A new report from the Council of Economic Advisers estimates that the United States is short at least 10 million single-family homes, significantly higher than prior industry projections and underscoring what officials describe as a long-term structural imbalance in housing supply.
The analysis reframes the housing shortage not as a shortfall driven solely by current demand pressures, but as the cumulative result of underbuilding that began after the 2008 financial crisis. Rather than comparing housing supply to population growth, the report uses a counterfactual benchmark: it projects how many homes would exist today if construction had continued at pre-2008 levels.
Under that approach, economists argue the country did not merely lag behind demand in recent years, but experienced a prolonged collapse in homebuilding that never fully recovered. Previous estimates from industry groups such as Freddie Mac and the National Association of Realtors placed the gap closer to 3.7 million to 5.5 million units, figures that primarily reflect near-term demand conditions rather than lost production over time.
The report attributes the persistent gap to a combination of factors, including tighter credit conditions after the financial crisis, rising construction costs, labor shortages in the building sector, zoning restrictions, and investor caution following the housing market collapse. It notes that single-family construction activity has remained below historical norms for much of the past two decades.
Policy responses under consideration include measures to expand housing credit access, streamline regulatory approvals, and reduce development delays tied to environmental review processes. Some proposals in Congress also target institutional investors in the housing market, reflecting growing political attention to affordability concerns ahead of upcoming election cycles.
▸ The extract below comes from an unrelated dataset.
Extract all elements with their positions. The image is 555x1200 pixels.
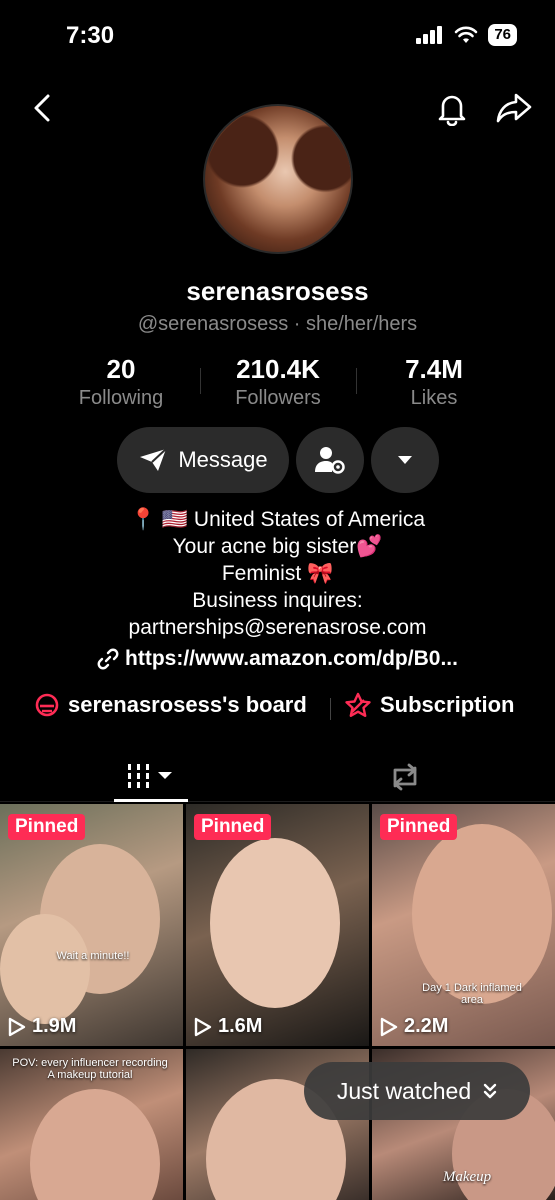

At the same time, elevated mortgage rates continue to weigh on both buyers and developers, with 30-year fixed rates hovering above 6 percent. That environment has constrained construction activity and reduced purchasing power, complicating efforts to close the supply gap.
The report concludes that the housing shortage reflects broader structural constraints in the U.S. economy, arguing that prolonged underproduction has contributed to reduced affordability, weaker labor mobility, and widening regional disparities in housing access.